Cryptocurrencies have gained widespread adoption in the past few years, as they provide a more decentralized and safer means of handling financial transactions. But a recent cryptocurrency anti-money laundry report shows that hackers pocketed over $4 billion from cryptocurrency-related cybercrimes in 2019 – a clear indication that there is a substantial security risk in the cryptocurrency space. Although cryptocurrencies use robust blockchain technology and a variety of other effective cryptographic techniques to protect financial transactions from hackers, other elements of this ecosystem could be vulnerable. For instance, digital wallets, exchanges, and human mistakes can heighten the risk of hacking.
Is it Safe to Invest in Cryptocurrencies?
Safe investment doesn’t exist. All investments carry some aspects of risks. But definitely, some investments are less risky than others. Cryptocurrencies tend to be highly volatile, which means they can result in a substantial loss at one moment and huge profits at the next moment. If you do a deep study of the marketplace and invest wisely, cryptocurrency can be a lucrative activity.

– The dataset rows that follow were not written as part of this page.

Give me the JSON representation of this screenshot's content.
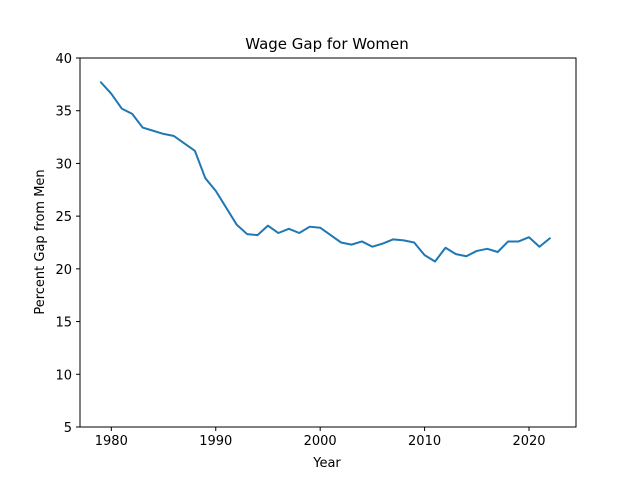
{
  "chart_data": {
    "type": "line",
    "title": "Wage Gap for Women",
    "xlabel": "Year",
    "ylabel": "Percent Gap from Men",
    "xlim": [
      1977,
      2024.5
    ],
    "ylim": [
      5,
      40
    ],
    "xticks": [
      1980,
      1990,
      2000,
      2010,
      2020
    ],
    "yticks": [
      5,
      10,
      15,
      20,
      25,
      30,
      35,
      40
    ],
    "grid": false,
    "legend": "none",
    "series": [
      {
        "color": "#1f77b4",
        "x": [
          1979,
          1980,
          1981,
          1982,
          1983,
          1984,
          1985,
          1986,
          1987,
          1988,
          1989,
          1990,
          1991,
          1992,
          1993,
          1994,
          1995,
          1996,
          1997,
          1998,
          1999,
          2000,
          2001,
          2002,
          2003,
          2004,
          2005,
          2006,
          2007,
          2008,
          2009,
          2010,
          2011,
          2012,
          2013,
          2014,
          2015,
          2016,
          2017,
          2018,
          2019,
          2020,
          2021,
          2022
        ],
        "y": [
          37.7,
          36.6,
          35.2,
          34.7,
          33.4,
          33.1,
          32.8,
          32.6,
          31.9,
          31.2,
          28.6,
          27.4,
          25.8,
          24.2,
          23.3,
          23.2,
          24.1,
          23.4,
          23.8,
          23.4,
          24.0,
          23.9,
          23.2,
          22.5,
          22.3,
          22.6,
          22.1,
          22.4,
          22.8,
          22.7,
          22.5,
          21.3,
          20.7,
          22.0,
          21.4,
          21.2,
          21.7,
          21.9,
          21.6,
          22.6,
          22.6,
          23.0,
          22.1,
          22.9
        ]
      }
    ]
  }
}
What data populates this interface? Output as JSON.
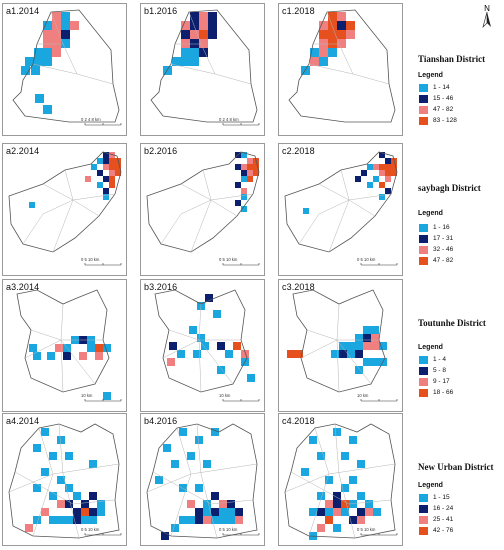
{
  "north_arrow_label": "N",
  "panels": [
    {
      "label": "a1.2014",
      "scalebar": "0   2   4        8 km"
    },
    {
      "label": "b1.2016",
      "scalebar": "0   2   4        8 km"
    },
    {
      "label": "c1.2018",
      "scalebar": ""
    },
    {
      "label": "a2.2014",
      "scalebar": "0        5       10 km"
    },
    {
      "label": "b2.2016",
      "scalebar": "0        5       10 km"
    },
    {
      "label": "c2.2018",
      "scalebar": "0        5       10 km"
    },
    {
      "label": "a3.2014",
      "scalebar": "10 km"
    },
    {
      "label": "b3.2016",
      "scalebar": "10 km"
    },
    {
      "label": "c3.2018",
      "scalebar": "10 km"
    },
    {
      "label": "a4.2014",
      "scalebar": "0        5       10 km"
    },
    {
      "label": "b4.2016",
      "scalebar": "0        5       10 km"
    },
    {
      "label": "c4.2018",
      "scalebar": "0        5       10 km"
    }
  ],
  "legends": [
    {
      "district": "Tianshan District",
      "title": "Legend",
      "entries": [
        {
          "label": "1 - 14",
          "color": "#1aa7e0"
        },
        {
          "label": "15 - 46",
          "color": "#0b1f6e"
        },
        {
          "label": "47 - 82",
          "color": "#f08080"
        },
        {
          "label": "83 - 128",
          "color": "#e5501e"
        }
      ]
    },
    {
      "district": "saybagh District",
      "title": "Legend",
      "entries": [
        {
          "label": "1 - 16",
          "color": "#1aa7e0"
        },
        {
          "label": "17 - 31",
          "color": "#0b1f6e"
        },
        {
          "label": "32 - 46",
          "color": "#f08080"
        },
        {
          "label": "47 - 82",
          "color": "#e5501e"
        }
      ]
    },
    {
      "district": "Toutunhe District",
      "title": "Legend",
      "entries": [
        {
          "label": "1 - 4",
          "color": "#1aa7e0"
        },
        {
          "label": "5 - 8",
          "color": "#0b1f6e"
        },
        {
          "label": "9 - 17",
          "color": "#f08080"
        },
        {
          "label": "18 - 66",
          "color": "#e5501e"
        }
      ]
    },
    {
      "district": "New Urban District",
      "title": "Legend",
      "entries": [
        {
          "label": "1 - 15",
          "color": "#1aa7e0"
        },
        {
          "label": "16 - 24",
          "color": "#0b1f6e"
        },
        {
          "label": "25 - 41",
          "color": "#f08080"
        },
        {
          "label": "42 - 76",
          "color": "#e5501e"
        }
      ]
    }
  ]
}
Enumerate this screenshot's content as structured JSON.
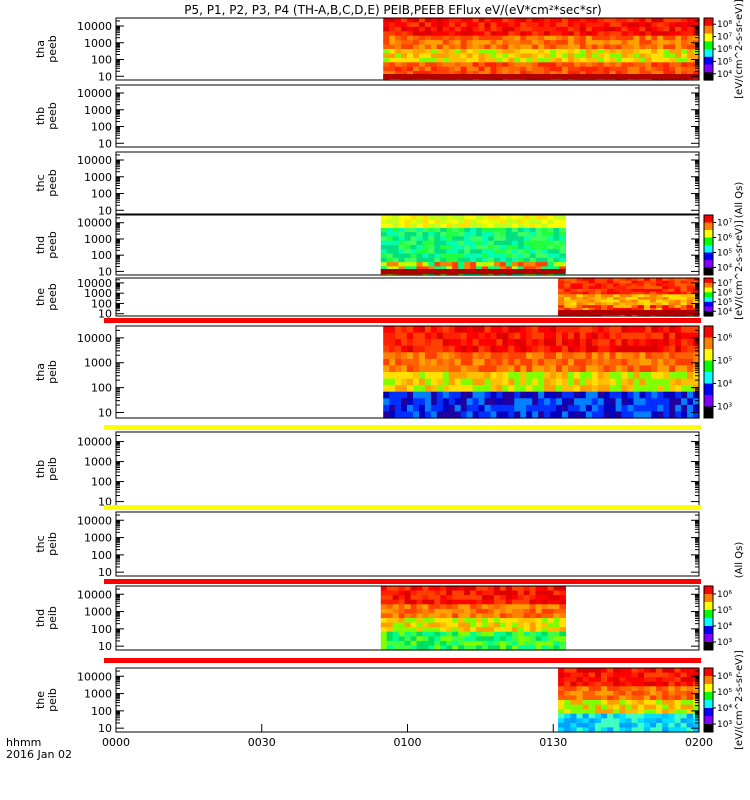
{
  "title": "P5, P1, P2, P3, P4 (TH-A,B,C,D,E) PEIB,PEEB EFlux eV/(eV*cm²*sec*sr)",
  "chart_data": {
    "type": "heatmap",
    "x_axis": {
      "ticks": [
        "0000",
        "0030",
        "0100",
        "0130",
        "0200"
      ],
      "range_minutes": [
        0,
        120
      ],
      "label_lines": [
        "hhmm",
        "2016 Jan 02"
      ]
    },
    "y_axis": {
      "scale": "log",
      "range": [
        6,
        30000
      ],
      "ticks": [
        "10",
        "100",
        "1000",
        "10000"
      ]
    },
    "panels": [
      {
        "id": "tha_peeb",
        "label": [
          "tha",
          "peeb"
        ],
        "data_start": 55,
        "data_end": 120,
        "base": "red",
        "lowband": "red",
        "colorbar": {
          "labels": [
            "10⁸",
            "10⁷",
            "10⁶",
            "10⁵",
            "10⁴"
          ],
          "title": "eV/(cm^2-s-sr-eV)"
        }
      },
      {
        "id": "thb_peeb",
        "label": [
          "thb",
          "peeb"
        ],
        "data_start": null,
        "data_end": null,
        "colorbar": null
      },
      {
        "id": "thc_peeb",
        "label": [
          "thc",
          "peeb"
        ],
        "data_start": null,
        "data_end": null,
        "colorbar": null
      },
      {
        "id": "thd_peeb",
        "label": [
          "thd",
          "peeb"
        ],
        "data_start": 54.5,
        "data_end": 92.5,
        "base": "green",
        "lowband": "red",
        "colorbar": {
          "labels": [
            "10⁷",
            "10⁶",
            "10⁵",
            "10⁴"
          ],
          "title": "eV/(cm^2-s-sr-eV)"
        }
      },
      {
        "id": "the_peeb",
        "label": [
          "the",
          "peeb"
        ],
        "data_start": 91,
        "data_end": 120,
        "base": "orange",
        "lowband": "red",
        "colorbar": {
          "labels": [
            "10⁷",
            "10⁶",
            "10⁵",
            "10⁴"
          ],
          "title": "eV/(cm^2-s-sr-eV)"
        }
      },
      {
        "id": "tha_peib",
        "label": [
          "tha",
          "peib"
        ],
        "data_start": 55,
        "data_end": 120,
        "base": "red",
        "lowband": "blue",
        "colorbar": {
          "labels": [
            "10⁶",
            "10⁵",
            "10⁴",
            "10³"
          ],
          "title": "eV/(cm^2-s-sr-eV)"
        }
      },
      {
        "id": "thb_peib",
        "label": [
          "thb",
          "peib"
        ],
        "data_start": null,
        "data_end": null,
        "colorbar": null
      },
      {
        "id": "thc_peib",
        "label": [
          "thc",
          "peib"
        ],
        "data_start": null,
        "data_end": null,
        "colorbar": null
      },
      {
        "id": "thd_peib",
        "label": [
          "thd",
          "peib"
        ],
        "data_start": 54.5,
        "data_end": 92.5,
        "base": "red",
        "lowband": "green",
        "colorbar": {
          "labels": [
            "10⁶",
            "10⁵",
            "10⁴",
            "10³"
          ],
          "title": "eV/(cm^2-s-sr-eV)"
        }
      },
      {
        "id": "the_peib",
        "label": [
          "the",
          "peib"
        ],
        "data_start": 91,
        "data_end": 120,
        "base": "red",
        "lowband": "cyan",
        "colorbar": {
          "labels": [
            "10⁶",
            "10⁵",
            "10⁴",
            "10³"
          ],
          "title": "eV/(cm^2-s-sr-eV)"
        }
      }
    ],
    "separator_bars": [
      {
        "after_panel": "the_peeb",
        "color": "#ff0000"
      },
      {
        "after_panel": "tha_peib",
        "color": "#ffff00"
      },
      {
        "after_panel": "thb_peib",
        "color": "#ffff00"
      },
      {
        "after_panel": "thc_peib",
        "color": "#ff0000"
      },
      {
        "after_panel": "thd_peib",
        "color": "#ff0000"
      }
    ],
    "right_labels": [
      "[eV/(cm^2-s-sr-eV)]",
      "(All Qs)",
      "[eV/(cm^2-s-sr-eV)]",
      "(All Qs)",
      "[eV/(cm^2-s-sr-eV)]"
    ]
  }
}
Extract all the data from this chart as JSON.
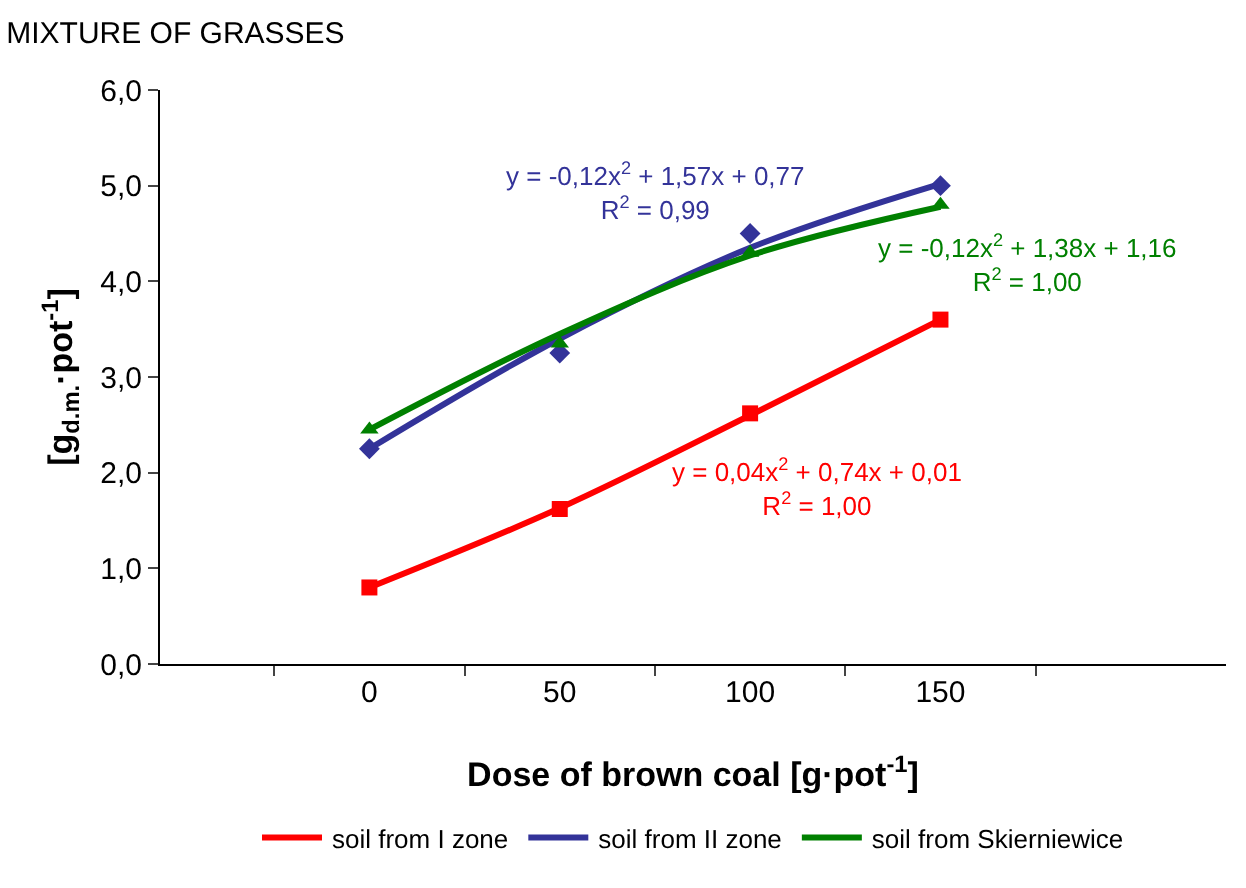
{
  "chart_data": {
    "type": "scatter",
    "title": "MIXTURE OF GRASSES",
    "xlabel": "Dose of brown coal [g·pot$^{-1}$]",
    "ylabel": "[g$_{d.m.}$·pot$^{-1}$]",
    "categories": [
      "0",
      "50",
      "100",
      "150"
    ],
    "series": [
      {
        "color": "#ff0000",
        "marker": "square",
        "values": [
          0.8,
          1.62,
          2.62,
          3.6
        ]
      },
      {
        "color": "#333399",
        "marker": "diamond",
        "values": [
          2.25,
          3.25,
          4.5,
          5.0
        ]
      },
      {
        "color": "#008000",
        "marker": "triangle",
        "values": [
          2.45,
          3.35,
          4.3,
          4.8
        ]
      },
      {
        "type": "line",
        "name": "soil from I zone",
        "color": "#ff0000",
        "marker": "none",
        "values": [
          0.8,
          1.63,
          2.6,
          3.6
        ]
      },
      {
        "type": "line",
        "name": "soil from II zone",
        "color": "#333399",
        "marker": "none",
        "values": [
          2.25,
          3.4,
          4.35,
          5.02
        ]
      },
      {
        "type": "line",
        "name": "soil from Skierniewice",
        "color": "#008000",
        "marker": "none",
        "values": [
          2.45,
          3.45,
          4.27,
          4.78
        ]
      }
    ],
    "ylim": [
      0,
      6
    ],
    "yticks": [
      {
        "value": 0,
        "label": "0,0"
      },
      {
        "value": 1,
        "label": "1,0"
      },
      {
        "value": 2,
        "label": "2,0"
      },
      {
        "value": 3,
        "label": "3,0"
      },
      {
        "value": 4,
        "label": "4,0"
      },
      {
        "value": 5,
        "label": "5,0"
      },
      {
        "value": 6,
        "label": "6,0"
      }
    ],
    "annotations": [
      "y = -0,12x$^{2}$ + 1,57x + 0,77\nR$^{2}$ = 0,99",
      "y = -0,12x$^{2}$ + 1,38x + 1,16\nR$^{2}$ = 1,00",
      "y = 0,04x$^{2}$ + 0,74x + 0,01\nR$^{2}$ = 1,00"
    ],
    "grid": false,
    "legend": "bottom",
    "line_style": "solid"
  }
}
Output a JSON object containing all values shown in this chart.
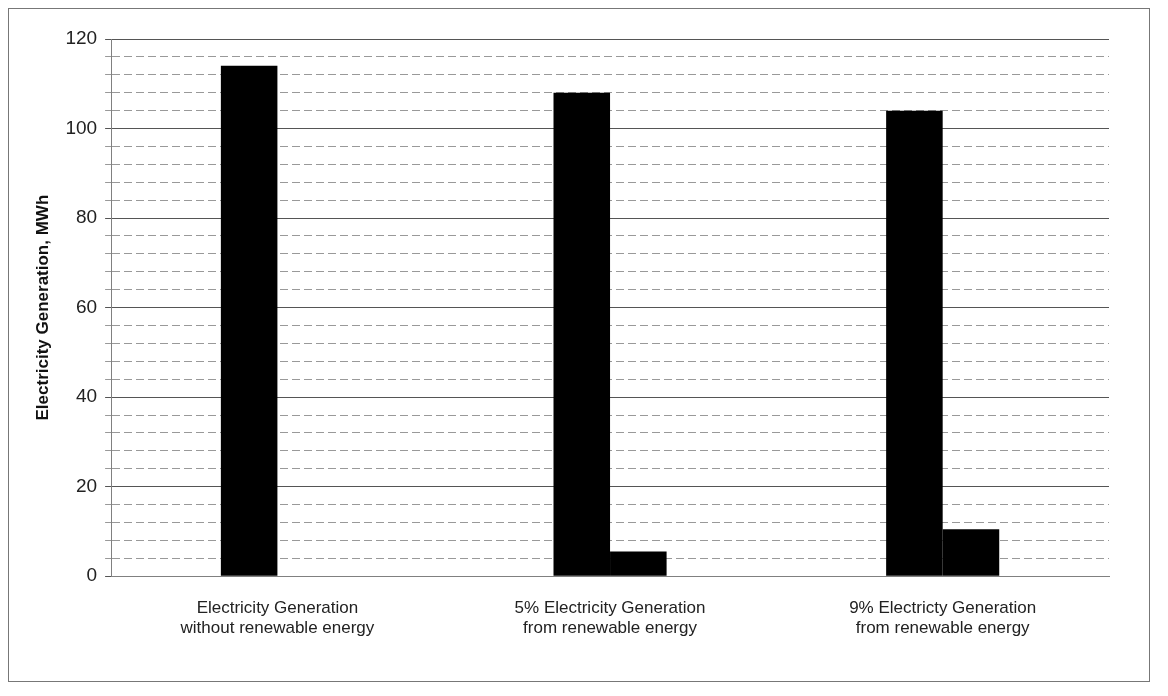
{
  "chart_data": {
    "type": "bar",
    "ylabel": "Electricity Generation, MWh",
    "categories": [
      [
        "Electricity Generation",
        "without renewable energy"
      ],
      [
        "5% Electricity Generation",
        "from renewable energy"
      ],
      [
        "9% Electricty Generation",
        "from renewable energy"
      ]
    ],
    "series": [
      {
        "color": "#000000",
        "values": [
          114,
          108,
          104
        ]
      },
      {
        "color": "#000000",
        "values": [
          null,
          5.5,
          10.5
        ]
      }
    ],
    "ylim": [
      0,
      120
    ],
    "yticks": [
      0,
      {
        "value": 4,
        "label": null
      },
      {
        "value": 8,
        "label": null
      },
      {
        "value": 12,
        "label": null
      },
      {
        "value": 16,
        "label": null
      },
      20,
      {
        "value": 24,
        "label": null
      },
      {
        "value": 28,
        "label": null
      },
      {
        "value": 32,
        "label": null
      },
      {
        "value": 36,
        "label": null
      },
      40,
      {
        "value": 44,
        "label": null
      },
      {
        "value": 48,
        "label": null
      },
      {
        "value": 52,
        "label": null
      },
      {
        "value": 56,
        "label": null
      },
      60,
      {
        "value": 64,
        "label": null
      },
      {
        "value": 68,
        "label": null
      },
      {
        "value": 72,
        "label": null
      },
      {
        "value": 76,
        "label": null
      },
      80,
      {
        "value": 84,
        "label": null
      },
      {
        "value": 88,
        "label": null
      },
      {
        "value": 92,
        "label": null
      },
      {
        "value": 96,
        "label": null
      },
      100,
      {
        "value": 104,
        "label": null
      },
      {
        "value": 108,
        "label": null
      },
      {
        "value": 112,
        "label": null
      },
      {
        "value": 116,
        "label": null
      },
      120
    ],
    "grid": "y",
    "legend": false
  }
}
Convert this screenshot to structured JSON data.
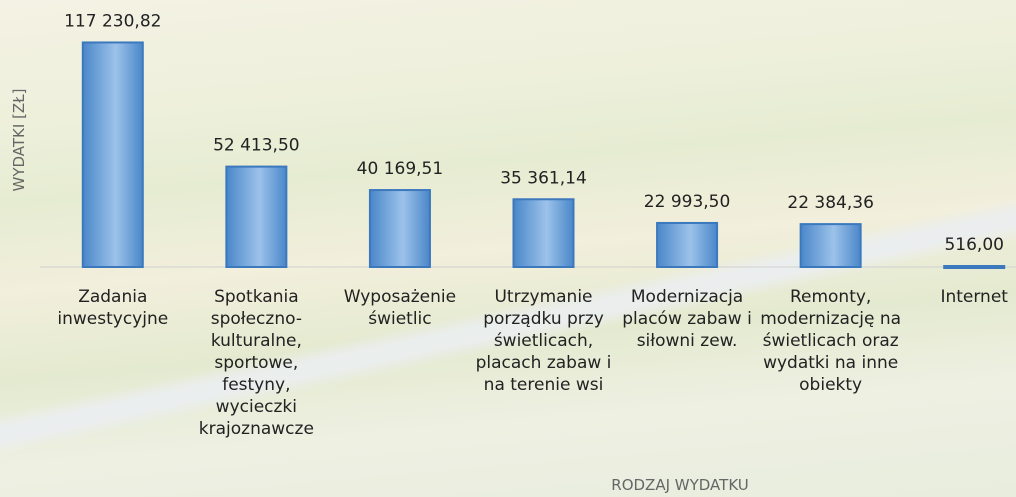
{
  "chart_data": {
    "type": "bar",
    "categories": [
      "Zadania inwestycyjne",
      "Spotkania społeczno-kulturalne, sportowe, festyny, wycieczki krajoznawcze",
      "Wyposażenie świetlic",
      "Utrzymanie porządku przy świetlicach, placach zabaw i na terenie wsi",
      "Modernizacja placów zabaw i siłowni zew.",
      "Remonty, modernizację na świetlicach oraz wydatki na inne obiekty",
      "Internet"
    ],
    "values": [
      117230.82,
      52413.5,
      40169.51,
      35361.14,
      22993.5,
      22384.36,
      516.0
    ],
    "value_labels": [
      "117 230,82",
      "52 413,50",
      "40 169,51",
      "35 361,14",
      "22 993,50",
      "22 384,36",
      "516,00"
    ],
    "color": "#4a87c9",
    "ylim": [
      0,
      130000
    ],
    "y_label": "WYDATKI [ZŁ]",
    "x_label": "RODZAJ WYDATKU"
  }
}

Countless cryptocurrencies are available out there, but they are not all created the same. Before investing in any cryptocurrency, be sure to do your due diligence. Find out who created it, whether the exchanges where that coin is being traded are secure, and whether they do a thorough screening.
Once you buy your digital currency, be sure to store it safely. You can keep it in a digital wallet. Although there are a variety of digital wallets, each has its unique upsides, technical requirements, and safety measures. So, ensure you compare different storage options before investing.
Just like any other investment, diversification is crucial when you’re investing in digital currencies. Don’t invest all of your hard-earned money on a single coin. Instead, research other reputable coins out there and invest in a few of them.
Before investing in cryptocurrency, ensure you have a strong investment portfolio and great mental health. These two things will help you handle the highly unpredictable cryptocurrency market.
Tips for keeping your cryptocurrencies safe
1. Use Wallets from Reputable Exchanges
Some wallets are just malware in disguise. That’s why you must do your research and choose wallets from reputable exchanges. One of the greatest advantages of choosing a regulated exchange is that it’s more likely to have robust security measures in place.
2. Store your cryptocurrencies in a cold wallet
Instead of storing your coins on an online exchange, you can keep them on an offline USB device or hard drive. A USB device protects your coins by requiring you to verify or revoke any transaction by just touching the device. That way, it’s impossible for hackers and other cybercriminals to track your keystrokes.
3. Store Your Private Keys Safely and Securely
Most people have the same simple passwords that they use on all their social media platforms. If you’re one of them, don’t make the mistake of using such passwords as your private keys. Instead, use sophisticated two-factor authentication techniques. Remember to use multiple keys to authorize a cryptocurrency transaction, as that will significantly minimize the odds of fraud.
4. Create a backup of your private keys
Having a backup of your private keys in place ensures you’ll always have access to your coins even if your keys get lost. Create backups of your cryptocurrency hoard as regularly as possible, but especially after every transaction. Store them securely in an offline hardware wallet as well as in the cloud. That way, if the hard drive crashes, your data will still be safe and sound in the cloud, and vice versa.
5. Use a VPN to encrypt your data
A VPN service like NordVPN will safeguard your sensitive data leveraging industry-leading encryption to keep hackers from tracking your trading activities. Some of the things that make NordVPN stand out from other VPN services to include super-fast connection, the ability to block malware and adware, no data leaks, a strict no-logs policy, and 24/7 customer support. (I found out more about VPN referring to this NordVPN Review)
Regardless of their volatile nature and questionable reputation, cryptocurrencies keep on gaining massive attention and attracting more investors. But if you’re planning to invest in these digital currencies, you should be familiar with both financial risks and security threats. Although cryptocurrencies use highly secure blockchain technology, hackers are getting smarter every day and using advanced methods to access wallets and exchanges. So it’s important to implement the right security strategies to keep your cryptocurrency investment safe and secure.